“Les personnes qui ronflent courent un risque plus élevé de contracter un cancer”

Une étude suédoise a révélé que les personnes qui ronflent peuvent avoir un risque accru de contracter un cancer.

Le ronflement est dû à l’obstruction des voies respiratoires des personnes pendant leur sommeil.

Cela ne leur permet pas de respirer correctement pendant leur sommeil. Il s’agit d’un trouble du sommeil, appelé apnée obstructive du sommeil (AOS).

Selon les experts de l’étude, le ronflement pourrait avoir un lien avec le manque d’oxygène dont souffrent les ronfleurs pendant la nuit.

Les chercheurs ont examiné les données de 62 811 patients suédois, 5 ans avant qu’ils ne commencent un traitement pour ce trouble. Des facteurs tels que la taille, les autres problèmes de santé et le statut socio-économique des participants ont également été pris en compte.

Les chercheurs ont classé les patients en 2 groupes. La premier était composée de 2 093 patients qui souffraient du trouble du sommeil et dont le cancer avait été diagnostiqué avant que le AOS ne soit diagnostiqué. L’autre groupe présentait ce trouble du sommeil mais pas de cancer.

L’étude a mesuré le nombre de troubles respiratoires que les patients ressentaient pendant leur sommeil et les a notés sur l’indice d’apnée-hypopnée (IAH).
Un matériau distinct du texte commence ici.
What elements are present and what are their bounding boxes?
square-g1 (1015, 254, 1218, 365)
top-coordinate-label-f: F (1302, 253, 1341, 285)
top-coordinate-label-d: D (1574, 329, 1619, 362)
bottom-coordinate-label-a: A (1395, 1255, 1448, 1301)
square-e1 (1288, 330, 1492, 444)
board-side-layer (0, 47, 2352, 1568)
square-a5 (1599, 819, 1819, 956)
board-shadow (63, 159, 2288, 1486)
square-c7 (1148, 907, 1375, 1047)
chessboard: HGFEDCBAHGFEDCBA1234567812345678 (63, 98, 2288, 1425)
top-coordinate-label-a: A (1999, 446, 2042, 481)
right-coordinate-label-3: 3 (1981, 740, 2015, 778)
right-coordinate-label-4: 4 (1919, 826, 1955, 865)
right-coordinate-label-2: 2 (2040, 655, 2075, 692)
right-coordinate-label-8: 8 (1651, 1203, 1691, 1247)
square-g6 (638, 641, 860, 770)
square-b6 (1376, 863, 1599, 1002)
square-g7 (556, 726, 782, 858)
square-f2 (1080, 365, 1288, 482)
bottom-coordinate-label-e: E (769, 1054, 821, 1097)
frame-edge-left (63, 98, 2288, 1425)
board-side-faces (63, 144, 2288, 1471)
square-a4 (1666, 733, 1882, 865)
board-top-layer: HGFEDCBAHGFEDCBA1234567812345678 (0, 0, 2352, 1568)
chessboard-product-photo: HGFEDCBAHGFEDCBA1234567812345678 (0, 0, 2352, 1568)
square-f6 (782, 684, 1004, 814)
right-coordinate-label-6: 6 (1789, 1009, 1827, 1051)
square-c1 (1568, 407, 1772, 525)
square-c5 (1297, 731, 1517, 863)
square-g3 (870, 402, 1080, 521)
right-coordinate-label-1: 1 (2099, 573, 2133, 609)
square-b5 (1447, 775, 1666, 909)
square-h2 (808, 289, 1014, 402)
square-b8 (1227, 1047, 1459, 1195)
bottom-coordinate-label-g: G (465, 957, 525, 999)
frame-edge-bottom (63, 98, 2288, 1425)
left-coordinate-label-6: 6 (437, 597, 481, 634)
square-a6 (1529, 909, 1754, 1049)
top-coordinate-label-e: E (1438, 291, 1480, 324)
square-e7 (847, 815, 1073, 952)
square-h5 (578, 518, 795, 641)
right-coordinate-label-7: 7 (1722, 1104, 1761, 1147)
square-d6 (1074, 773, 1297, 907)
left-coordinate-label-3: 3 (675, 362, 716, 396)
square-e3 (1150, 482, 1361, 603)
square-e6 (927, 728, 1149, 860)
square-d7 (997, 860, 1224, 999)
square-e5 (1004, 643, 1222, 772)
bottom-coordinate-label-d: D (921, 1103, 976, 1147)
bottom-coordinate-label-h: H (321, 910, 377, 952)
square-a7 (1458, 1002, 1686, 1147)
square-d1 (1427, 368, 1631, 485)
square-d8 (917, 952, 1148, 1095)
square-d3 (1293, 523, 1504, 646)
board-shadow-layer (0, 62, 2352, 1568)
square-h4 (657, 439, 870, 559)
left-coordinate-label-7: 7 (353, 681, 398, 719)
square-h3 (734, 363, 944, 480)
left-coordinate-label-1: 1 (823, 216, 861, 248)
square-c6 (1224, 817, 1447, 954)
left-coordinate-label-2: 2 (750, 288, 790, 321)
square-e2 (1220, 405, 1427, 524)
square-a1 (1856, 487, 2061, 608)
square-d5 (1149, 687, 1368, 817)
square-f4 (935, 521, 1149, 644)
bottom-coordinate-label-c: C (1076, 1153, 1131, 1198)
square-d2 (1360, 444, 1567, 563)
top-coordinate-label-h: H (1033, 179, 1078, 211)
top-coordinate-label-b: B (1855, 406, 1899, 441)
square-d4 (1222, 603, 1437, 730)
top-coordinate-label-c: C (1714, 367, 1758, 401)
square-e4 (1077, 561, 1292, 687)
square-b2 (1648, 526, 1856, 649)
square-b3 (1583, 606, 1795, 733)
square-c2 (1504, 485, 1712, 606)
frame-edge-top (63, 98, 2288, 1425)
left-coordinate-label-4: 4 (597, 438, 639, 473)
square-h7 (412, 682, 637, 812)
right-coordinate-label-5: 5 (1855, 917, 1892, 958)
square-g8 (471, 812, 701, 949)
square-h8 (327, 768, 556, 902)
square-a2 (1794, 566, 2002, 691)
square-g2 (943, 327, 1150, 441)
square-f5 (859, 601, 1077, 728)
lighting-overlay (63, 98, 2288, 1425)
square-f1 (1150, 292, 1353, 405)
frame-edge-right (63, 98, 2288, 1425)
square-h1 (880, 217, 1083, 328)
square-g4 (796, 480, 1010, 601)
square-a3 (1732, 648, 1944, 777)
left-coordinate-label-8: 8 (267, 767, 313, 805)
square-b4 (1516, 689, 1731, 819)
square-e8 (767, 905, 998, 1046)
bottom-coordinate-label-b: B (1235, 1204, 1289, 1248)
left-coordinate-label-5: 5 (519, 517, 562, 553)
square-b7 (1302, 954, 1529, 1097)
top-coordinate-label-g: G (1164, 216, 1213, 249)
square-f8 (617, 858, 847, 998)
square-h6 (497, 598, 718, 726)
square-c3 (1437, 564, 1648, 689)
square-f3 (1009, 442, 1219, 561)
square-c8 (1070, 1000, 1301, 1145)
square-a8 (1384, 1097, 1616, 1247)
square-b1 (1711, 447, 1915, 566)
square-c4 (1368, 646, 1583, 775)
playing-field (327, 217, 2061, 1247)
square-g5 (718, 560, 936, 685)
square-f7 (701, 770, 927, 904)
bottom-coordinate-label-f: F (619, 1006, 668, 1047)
Ils ont également examiné l’indice de désaturation en oxygène (IDO), qui mesure le nombre de fois où le taux d’oxygène dans le sang a baissé de 3 % pendant au moins 10 secondes par heure.

Le Dr Andreas Palm, chercheur et consultant principal à l’université d’Uppsala, en Suède, a déclaré : « Nos résultats montrent que le manque d’oxygène dû au SAOS est associé de manière indépendante au cancer ».

Cela signifie que les 2 sont liés mais que le cancer n’est pas pour autant causé par le AOS. Les chercheurs ont également constaté que les personnes en surpoids ou obèses, diabétiques, fumeuses ou consommant de grandes quantités d’alcool sont les plus à risque.

Les résultats de l’étude ont montré que les patients atteints de cancer présentaient généralement plus d’interruptions pendant leur sommeil et un AOS plus grave.

« La relation entre le AOS et le cancer est moins bien établie que le lien avec les maladies du cœur et des vaisseaux sanguins, la résistance à l’insuline, le diabète et la stéatose hépatique », a déclaré le Dr Palm.